To set up for development, create a conda environment, install lotus, and install additional dev dependencies.

conda create -n lotus python=3.10 -y
conda activate lotus
git clone [email protected]:stanford-futuredata/lotus.git
pip install -e .
pip install -r requirements-dev.txt
pre-commit install

Dev Flow

After making your changes, please make a PR to get your changes merged upstream.

Running Models

To run a model, you can use the LM class in lotus.models.LM. We use the litellm library to interface with the model. This allows you to use any model provider that is supported by litellm.

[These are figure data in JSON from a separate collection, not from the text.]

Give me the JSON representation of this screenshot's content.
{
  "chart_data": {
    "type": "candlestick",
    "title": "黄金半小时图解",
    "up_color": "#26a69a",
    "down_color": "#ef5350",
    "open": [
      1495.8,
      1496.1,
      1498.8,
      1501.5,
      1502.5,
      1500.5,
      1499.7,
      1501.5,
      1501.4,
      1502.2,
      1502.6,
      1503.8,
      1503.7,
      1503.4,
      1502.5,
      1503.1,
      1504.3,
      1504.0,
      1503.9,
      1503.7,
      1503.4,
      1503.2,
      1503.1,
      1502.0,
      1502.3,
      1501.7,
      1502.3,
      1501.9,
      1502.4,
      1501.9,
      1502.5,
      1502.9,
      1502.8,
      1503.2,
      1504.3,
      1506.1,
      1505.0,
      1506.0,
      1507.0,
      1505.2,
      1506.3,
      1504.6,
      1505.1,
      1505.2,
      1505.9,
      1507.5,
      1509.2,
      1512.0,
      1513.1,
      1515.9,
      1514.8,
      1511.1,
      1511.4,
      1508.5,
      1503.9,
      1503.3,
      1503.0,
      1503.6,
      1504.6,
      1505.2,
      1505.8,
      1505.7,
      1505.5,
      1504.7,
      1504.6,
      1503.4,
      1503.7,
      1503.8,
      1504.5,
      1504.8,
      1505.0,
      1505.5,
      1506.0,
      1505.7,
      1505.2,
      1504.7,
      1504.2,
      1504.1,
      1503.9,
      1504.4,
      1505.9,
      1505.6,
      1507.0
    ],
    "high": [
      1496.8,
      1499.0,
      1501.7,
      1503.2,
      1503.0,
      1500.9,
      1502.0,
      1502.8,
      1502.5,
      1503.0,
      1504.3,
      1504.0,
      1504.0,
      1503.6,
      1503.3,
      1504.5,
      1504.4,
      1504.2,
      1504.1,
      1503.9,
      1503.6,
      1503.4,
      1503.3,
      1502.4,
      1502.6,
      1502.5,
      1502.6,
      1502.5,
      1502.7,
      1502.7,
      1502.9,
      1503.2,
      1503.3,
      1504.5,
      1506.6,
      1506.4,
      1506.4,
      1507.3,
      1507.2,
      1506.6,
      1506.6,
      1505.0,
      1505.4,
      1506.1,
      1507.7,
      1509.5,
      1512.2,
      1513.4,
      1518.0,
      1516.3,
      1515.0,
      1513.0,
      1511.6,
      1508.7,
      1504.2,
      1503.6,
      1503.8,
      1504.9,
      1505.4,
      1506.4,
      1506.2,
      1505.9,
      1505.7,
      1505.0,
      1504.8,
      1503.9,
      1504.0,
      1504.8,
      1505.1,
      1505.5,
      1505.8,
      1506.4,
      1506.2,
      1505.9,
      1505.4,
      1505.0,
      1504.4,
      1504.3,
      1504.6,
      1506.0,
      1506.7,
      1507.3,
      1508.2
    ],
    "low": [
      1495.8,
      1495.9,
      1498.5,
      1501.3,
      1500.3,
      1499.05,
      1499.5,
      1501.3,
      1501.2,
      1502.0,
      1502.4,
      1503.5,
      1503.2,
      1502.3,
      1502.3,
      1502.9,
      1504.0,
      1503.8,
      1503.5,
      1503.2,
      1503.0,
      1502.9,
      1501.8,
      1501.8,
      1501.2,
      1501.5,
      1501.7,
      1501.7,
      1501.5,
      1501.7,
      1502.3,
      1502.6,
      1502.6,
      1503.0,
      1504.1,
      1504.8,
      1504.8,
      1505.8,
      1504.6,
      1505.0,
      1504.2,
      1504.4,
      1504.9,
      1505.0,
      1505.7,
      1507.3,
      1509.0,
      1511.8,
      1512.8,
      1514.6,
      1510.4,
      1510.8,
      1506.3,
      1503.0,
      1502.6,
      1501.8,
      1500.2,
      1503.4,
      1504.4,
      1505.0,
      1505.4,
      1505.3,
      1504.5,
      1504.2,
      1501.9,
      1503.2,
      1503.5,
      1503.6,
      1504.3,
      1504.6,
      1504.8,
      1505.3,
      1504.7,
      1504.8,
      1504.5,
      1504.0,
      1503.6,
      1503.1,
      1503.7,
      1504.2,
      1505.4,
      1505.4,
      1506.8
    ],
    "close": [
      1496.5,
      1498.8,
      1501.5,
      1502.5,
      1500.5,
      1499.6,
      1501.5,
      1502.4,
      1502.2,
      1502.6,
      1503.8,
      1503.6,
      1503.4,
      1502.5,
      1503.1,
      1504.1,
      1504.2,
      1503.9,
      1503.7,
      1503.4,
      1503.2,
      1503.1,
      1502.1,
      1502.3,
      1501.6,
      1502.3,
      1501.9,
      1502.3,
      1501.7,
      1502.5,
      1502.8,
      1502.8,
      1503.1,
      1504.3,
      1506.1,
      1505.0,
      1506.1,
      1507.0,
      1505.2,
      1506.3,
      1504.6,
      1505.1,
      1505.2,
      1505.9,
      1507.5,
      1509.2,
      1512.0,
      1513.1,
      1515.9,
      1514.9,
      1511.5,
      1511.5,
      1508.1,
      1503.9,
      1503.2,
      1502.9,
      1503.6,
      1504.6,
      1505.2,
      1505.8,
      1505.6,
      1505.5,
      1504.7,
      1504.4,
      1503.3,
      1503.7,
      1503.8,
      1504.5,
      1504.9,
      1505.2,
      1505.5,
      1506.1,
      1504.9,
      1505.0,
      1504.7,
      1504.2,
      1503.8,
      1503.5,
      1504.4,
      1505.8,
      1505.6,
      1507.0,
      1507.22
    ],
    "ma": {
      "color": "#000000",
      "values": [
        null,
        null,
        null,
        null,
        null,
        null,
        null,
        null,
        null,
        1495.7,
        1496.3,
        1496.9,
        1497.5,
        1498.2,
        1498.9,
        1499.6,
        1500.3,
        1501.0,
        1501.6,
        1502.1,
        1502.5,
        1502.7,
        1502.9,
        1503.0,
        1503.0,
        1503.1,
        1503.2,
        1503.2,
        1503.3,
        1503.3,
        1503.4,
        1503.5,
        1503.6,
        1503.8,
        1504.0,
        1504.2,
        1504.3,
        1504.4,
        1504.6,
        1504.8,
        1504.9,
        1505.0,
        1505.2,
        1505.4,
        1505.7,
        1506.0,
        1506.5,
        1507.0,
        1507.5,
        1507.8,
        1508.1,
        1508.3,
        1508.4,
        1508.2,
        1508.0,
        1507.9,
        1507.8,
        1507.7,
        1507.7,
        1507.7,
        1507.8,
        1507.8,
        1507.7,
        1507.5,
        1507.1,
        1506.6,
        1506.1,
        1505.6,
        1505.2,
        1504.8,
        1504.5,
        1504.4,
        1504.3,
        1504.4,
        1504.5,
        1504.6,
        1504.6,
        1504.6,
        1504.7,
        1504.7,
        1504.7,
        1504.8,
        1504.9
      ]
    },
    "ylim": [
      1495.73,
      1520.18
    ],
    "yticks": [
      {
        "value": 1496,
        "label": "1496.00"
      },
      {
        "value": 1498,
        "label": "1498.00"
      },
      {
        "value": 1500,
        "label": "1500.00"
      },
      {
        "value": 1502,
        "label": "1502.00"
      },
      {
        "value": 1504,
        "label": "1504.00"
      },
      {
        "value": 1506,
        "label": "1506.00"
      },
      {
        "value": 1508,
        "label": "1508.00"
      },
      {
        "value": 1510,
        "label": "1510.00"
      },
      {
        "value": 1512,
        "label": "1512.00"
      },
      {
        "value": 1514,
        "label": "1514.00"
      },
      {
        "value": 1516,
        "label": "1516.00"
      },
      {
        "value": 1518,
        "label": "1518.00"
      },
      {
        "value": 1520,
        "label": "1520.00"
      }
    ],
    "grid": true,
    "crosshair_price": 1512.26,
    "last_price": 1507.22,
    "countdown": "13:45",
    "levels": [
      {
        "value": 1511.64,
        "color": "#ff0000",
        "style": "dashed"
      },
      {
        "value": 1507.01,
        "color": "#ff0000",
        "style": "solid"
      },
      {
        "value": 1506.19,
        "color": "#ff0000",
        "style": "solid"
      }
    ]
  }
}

Here's an example of creating an LM object for gpt-4o

from lotus.models import LM
lm = LM(model="gpt-4o")

Here's an example of creating an LM object to use llama3.2 on Ollama

from lotus.models import LM
lm = LM(model="ollama/llama3.2")

Here's an example of creating an LM object to use Meta-Llama-3-8B-Instruct on vLLM

from lotus.models import LM
lm = LM(model='hosted_vllm/meta-llama/Meta-Llama-3-8B-Instruct',
        api_base='http://localhost:8000/v1',
        max_ctx_len=8000,
        max_tokens=1000)

Helpful Examples

For helpful examples of LOTUS operators, please refer to the examples folder, as well as the documentation.